Leo-Arthur Kelmenson was born in Manhattan on Jan. 3, 1927, one of two sons of Ruth and Joseph Kelmenson. His father was a manufacturing executive in his family-owned business. Mr. Kelmenson served in the Marine Corps in the Pacific during World War II as a member of the First Parachute Division. He suffered bullet wounds in the leg that left him with a lifelong limp; he received a Bronze Star and two Purple Hearts.

After graduating from Columbia University following the war, Mr. Kelmenson pursued graduate work in international affairs, then changed course in the 1950s. He began his advertising career in the mailroom of the firm Lennen Newell, where he rose to senior vice president before joining Kenyon Eckhardt in 1968. He remained chief executive at KE through a series of mergers, the last of which made him the chief executive of a marketing, advertising and public relations firm known as the Bozell Group. He retired in 1999.

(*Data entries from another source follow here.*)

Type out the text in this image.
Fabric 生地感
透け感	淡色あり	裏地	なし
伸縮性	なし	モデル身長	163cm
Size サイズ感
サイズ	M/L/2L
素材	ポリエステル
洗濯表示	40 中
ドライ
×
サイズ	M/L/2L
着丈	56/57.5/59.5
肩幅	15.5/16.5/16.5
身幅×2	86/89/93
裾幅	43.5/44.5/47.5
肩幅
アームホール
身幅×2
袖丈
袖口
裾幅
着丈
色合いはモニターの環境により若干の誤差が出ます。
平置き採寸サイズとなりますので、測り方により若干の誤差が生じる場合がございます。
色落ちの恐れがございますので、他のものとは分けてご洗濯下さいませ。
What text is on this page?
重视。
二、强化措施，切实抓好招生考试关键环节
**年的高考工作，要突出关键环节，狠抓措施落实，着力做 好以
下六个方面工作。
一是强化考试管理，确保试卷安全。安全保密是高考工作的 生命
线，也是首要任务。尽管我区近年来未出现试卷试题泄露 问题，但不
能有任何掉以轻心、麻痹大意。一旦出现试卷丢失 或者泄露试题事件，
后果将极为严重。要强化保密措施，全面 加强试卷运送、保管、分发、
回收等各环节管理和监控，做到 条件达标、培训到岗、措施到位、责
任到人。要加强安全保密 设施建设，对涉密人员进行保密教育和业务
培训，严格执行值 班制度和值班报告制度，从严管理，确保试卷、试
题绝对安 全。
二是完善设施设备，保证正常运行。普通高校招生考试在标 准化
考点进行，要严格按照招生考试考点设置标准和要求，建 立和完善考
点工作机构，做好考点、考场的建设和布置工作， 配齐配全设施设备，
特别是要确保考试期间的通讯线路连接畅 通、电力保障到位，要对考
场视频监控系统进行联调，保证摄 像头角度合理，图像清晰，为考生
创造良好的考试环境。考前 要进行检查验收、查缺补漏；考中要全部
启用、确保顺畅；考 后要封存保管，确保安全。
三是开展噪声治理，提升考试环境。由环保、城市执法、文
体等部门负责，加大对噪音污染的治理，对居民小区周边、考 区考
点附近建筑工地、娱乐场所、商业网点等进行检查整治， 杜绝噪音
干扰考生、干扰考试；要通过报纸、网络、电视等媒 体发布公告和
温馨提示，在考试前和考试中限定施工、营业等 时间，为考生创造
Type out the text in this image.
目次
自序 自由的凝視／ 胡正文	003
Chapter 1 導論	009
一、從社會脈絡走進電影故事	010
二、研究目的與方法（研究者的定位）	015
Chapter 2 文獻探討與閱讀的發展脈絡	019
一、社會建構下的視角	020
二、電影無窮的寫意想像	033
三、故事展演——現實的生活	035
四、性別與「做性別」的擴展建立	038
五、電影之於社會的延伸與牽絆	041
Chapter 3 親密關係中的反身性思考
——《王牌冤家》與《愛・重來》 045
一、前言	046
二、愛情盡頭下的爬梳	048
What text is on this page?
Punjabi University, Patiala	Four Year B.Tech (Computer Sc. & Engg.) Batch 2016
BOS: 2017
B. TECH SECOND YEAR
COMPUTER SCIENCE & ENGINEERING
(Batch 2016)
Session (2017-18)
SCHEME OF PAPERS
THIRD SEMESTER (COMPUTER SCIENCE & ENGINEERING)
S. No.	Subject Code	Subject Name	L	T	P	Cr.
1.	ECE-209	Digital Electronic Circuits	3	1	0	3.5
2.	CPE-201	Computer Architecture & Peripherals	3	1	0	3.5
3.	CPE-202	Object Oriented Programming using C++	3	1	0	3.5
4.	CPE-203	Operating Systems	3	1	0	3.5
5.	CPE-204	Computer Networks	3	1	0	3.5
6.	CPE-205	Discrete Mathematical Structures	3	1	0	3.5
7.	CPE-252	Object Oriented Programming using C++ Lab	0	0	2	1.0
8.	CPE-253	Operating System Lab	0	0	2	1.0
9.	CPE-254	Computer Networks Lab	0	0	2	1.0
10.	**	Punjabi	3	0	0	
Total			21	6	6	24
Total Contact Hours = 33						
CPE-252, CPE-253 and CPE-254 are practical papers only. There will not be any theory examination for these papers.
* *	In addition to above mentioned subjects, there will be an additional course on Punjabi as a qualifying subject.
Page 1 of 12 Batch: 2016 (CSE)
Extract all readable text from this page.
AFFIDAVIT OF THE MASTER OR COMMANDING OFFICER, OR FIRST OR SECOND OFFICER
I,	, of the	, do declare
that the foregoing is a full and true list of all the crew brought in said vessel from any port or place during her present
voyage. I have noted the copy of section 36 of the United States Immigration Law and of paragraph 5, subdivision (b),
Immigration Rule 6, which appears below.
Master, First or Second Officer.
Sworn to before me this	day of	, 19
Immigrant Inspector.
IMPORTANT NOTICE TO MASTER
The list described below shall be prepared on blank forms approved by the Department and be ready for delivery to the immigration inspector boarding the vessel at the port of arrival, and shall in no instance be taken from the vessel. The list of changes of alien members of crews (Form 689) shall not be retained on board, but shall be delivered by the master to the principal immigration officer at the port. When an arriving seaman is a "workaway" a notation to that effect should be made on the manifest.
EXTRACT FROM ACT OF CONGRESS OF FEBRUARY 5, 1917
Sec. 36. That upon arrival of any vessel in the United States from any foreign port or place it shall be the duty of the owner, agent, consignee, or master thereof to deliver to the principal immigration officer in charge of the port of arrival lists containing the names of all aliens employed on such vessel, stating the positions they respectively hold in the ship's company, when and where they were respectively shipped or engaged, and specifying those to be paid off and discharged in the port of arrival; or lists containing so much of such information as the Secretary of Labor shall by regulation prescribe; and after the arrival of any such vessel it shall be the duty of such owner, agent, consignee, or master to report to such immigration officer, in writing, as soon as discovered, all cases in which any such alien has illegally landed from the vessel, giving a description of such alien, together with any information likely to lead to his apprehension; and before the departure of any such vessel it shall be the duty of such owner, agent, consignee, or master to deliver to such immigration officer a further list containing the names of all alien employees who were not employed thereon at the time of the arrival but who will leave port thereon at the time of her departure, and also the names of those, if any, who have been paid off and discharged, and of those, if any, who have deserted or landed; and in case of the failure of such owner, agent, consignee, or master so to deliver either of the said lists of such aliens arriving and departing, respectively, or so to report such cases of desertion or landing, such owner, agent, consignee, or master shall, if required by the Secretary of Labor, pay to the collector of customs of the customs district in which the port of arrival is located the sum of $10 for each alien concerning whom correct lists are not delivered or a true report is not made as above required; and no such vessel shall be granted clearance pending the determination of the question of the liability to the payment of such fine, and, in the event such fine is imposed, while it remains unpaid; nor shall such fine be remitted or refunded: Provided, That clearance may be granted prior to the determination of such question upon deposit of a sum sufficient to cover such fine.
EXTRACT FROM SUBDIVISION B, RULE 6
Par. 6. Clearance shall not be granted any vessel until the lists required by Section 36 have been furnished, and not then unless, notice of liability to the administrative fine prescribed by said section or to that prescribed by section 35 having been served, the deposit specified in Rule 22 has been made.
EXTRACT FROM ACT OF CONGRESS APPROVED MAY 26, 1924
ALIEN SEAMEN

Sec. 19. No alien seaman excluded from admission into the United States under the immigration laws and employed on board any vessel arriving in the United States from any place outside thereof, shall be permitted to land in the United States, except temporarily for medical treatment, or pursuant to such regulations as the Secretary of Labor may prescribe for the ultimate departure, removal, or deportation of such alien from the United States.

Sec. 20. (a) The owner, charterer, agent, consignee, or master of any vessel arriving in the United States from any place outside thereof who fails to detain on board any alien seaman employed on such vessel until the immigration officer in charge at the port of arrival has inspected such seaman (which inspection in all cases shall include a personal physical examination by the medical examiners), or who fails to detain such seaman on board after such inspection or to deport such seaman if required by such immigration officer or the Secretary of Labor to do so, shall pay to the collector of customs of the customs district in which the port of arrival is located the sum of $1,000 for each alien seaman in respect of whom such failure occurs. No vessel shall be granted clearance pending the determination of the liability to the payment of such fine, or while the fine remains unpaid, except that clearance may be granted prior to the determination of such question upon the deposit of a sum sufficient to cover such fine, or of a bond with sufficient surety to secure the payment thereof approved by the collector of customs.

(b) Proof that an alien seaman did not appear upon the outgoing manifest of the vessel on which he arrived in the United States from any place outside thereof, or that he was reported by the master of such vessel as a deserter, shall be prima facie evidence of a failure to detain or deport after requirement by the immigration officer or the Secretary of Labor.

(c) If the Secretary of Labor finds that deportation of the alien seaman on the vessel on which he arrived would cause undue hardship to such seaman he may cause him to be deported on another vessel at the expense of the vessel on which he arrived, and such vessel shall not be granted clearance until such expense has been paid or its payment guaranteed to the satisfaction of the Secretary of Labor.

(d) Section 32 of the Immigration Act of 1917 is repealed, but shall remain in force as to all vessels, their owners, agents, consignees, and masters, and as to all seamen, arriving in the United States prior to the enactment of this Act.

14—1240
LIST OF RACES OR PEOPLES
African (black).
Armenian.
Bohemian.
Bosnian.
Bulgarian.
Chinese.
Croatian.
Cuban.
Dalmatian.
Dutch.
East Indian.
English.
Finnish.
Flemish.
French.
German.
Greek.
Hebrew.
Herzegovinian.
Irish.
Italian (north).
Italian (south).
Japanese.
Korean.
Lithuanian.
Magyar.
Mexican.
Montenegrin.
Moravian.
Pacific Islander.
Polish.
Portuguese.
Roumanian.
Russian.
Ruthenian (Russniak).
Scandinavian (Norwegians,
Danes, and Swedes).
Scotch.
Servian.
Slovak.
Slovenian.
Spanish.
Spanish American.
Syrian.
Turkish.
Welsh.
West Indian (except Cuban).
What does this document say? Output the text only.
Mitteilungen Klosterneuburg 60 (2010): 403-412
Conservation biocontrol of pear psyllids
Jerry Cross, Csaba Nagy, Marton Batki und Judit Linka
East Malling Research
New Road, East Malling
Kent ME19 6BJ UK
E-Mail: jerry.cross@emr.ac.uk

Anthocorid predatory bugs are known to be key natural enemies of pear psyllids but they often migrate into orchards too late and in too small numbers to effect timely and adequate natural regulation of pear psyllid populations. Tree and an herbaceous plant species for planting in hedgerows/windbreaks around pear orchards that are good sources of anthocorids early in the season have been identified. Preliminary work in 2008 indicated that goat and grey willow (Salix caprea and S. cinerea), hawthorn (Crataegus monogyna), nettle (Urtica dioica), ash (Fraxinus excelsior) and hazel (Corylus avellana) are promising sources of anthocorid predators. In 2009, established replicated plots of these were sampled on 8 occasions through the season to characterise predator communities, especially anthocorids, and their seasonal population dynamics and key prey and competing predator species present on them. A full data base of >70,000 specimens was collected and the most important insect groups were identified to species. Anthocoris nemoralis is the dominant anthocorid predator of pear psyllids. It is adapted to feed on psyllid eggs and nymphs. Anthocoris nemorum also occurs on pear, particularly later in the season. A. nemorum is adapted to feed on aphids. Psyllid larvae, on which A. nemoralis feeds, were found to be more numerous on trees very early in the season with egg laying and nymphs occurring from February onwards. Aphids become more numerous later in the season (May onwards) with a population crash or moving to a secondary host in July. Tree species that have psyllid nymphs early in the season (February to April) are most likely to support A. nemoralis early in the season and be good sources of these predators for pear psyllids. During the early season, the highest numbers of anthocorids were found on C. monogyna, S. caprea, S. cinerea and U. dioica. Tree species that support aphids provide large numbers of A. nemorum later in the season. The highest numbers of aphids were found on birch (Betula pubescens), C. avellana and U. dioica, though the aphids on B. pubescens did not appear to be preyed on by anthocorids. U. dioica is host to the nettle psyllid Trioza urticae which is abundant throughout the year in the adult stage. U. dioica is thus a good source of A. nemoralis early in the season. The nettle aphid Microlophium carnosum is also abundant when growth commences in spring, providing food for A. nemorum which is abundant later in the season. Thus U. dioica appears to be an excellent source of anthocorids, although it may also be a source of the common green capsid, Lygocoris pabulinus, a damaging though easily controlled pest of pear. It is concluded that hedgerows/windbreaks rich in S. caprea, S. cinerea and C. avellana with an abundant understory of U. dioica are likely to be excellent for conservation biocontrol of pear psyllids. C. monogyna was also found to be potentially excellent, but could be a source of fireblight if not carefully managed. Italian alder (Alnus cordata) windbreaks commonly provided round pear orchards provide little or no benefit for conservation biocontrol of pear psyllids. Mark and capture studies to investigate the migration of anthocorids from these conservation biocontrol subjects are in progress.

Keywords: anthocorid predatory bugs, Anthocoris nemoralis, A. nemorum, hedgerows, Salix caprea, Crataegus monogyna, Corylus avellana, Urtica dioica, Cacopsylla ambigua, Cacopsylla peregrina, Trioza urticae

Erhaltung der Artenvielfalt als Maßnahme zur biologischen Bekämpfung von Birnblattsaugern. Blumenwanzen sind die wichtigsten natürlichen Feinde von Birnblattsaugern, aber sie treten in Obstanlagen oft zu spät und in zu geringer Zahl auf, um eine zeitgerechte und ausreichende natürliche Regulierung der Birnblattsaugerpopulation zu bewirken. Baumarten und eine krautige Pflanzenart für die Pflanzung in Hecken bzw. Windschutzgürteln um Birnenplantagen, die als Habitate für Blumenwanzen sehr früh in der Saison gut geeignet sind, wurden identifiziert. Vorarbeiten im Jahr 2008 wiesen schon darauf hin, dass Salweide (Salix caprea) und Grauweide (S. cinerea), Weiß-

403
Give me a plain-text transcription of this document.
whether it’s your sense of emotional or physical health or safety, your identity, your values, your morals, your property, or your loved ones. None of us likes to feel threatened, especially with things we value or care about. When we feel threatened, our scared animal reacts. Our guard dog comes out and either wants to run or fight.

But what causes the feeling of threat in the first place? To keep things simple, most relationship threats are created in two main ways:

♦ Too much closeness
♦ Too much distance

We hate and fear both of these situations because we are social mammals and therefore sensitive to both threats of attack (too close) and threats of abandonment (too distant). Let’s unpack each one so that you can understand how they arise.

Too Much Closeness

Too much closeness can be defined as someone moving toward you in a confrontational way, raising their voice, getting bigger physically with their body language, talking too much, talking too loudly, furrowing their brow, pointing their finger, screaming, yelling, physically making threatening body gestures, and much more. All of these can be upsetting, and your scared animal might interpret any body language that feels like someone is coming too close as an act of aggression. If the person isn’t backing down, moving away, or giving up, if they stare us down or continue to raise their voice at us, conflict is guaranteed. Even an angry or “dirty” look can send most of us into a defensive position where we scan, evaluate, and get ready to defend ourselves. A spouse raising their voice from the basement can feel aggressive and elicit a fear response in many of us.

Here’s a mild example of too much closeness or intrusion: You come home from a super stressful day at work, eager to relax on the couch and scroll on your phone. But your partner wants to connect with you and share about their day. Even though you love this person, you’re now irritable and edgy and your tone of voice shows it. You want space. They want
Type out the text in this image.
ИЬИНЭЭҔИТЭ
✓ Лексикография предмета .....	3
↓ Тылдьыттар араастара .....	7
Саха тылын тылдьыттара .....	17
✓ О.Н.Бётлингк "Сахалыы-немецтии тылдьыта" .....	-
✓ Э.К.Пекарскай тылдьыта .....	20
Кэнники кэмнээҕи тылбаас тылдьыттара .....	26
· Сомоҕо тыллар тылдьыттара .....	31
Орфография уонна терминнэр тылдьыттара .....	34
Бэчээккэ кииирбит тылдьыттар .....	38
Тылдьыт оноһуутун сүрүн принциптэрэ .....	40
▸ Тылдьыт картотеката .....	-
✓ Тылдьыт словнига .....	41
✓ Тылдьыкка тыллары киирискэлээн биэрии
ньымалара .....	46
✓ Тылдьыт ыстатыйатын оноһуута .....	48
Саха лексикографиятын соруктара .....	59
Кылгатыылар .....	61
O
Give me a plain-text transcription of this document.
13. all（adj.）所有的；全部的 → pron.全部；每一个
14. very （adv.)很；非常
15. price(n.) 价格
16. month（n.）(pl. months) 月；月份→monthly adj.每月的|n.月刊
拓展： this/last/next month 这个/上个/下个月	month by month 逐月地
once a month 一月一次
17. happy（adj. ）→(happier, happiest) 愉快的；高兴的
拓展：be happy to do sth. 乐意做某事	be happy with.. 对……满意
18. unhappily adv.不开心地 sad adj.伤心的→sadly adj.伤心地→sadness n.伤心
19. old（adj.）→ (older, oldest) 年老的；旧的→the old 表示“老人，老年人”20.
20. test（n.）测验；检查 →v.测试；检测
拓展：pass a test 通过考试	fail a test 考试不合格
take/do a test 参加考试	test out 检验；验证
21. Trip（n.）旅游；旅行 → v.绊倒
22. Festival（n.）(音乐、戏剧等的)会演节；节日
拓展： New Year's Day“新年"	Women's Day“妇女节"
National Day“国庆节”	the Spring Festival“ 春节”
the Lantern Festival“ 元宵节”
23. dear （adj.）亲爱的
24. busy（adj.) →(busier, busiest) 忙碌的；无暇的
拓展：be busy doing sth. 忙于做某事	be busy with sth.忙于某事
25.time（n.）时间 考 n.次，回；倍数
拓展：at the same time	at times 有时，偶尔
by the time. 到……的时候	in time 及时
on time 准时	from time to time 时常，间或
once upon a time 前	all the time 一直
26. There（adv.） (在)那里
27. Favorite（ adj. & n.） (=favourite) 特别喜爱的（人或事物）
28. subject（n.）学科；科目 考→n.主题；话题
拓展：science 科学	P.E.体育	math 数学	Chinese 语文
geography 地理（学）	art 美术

He is survived by his wife, Gayle, and their daughter, Philippa Ruthe; and two sons from a previous marriage, Todd and Joel, and two grandchildren.

Mr. Kelmenson’s major advertising clients included Colgate-Palmolive, Air France, Seagram, Elizabeth Arden and, early on, Old Gold cigarettes. But in the advertising world, his name was inextricably linked with Mr. Iacocca, who with Mr. Kelmenson’s help consistently registered third on the Gallup Poll’s list of the men Americans respected most in the 1980s, behind President Ronald Reagan and Pope John Paul II.

In a letter he wrote in 2010 to support Mr. Kelmenson’s nomination to the Advertising Hall of Fame, Mr. Iacocca described his debt to Mr. Kelmenson. “I doubt that many partnerships like ours existed. It was often impossible to tell where Chrysler ended and KE began,” he wrote, adding:

“When we didn’t have the money to pay, Leo got his other clients to be supportive. It was 24/7 high-wire stuff.”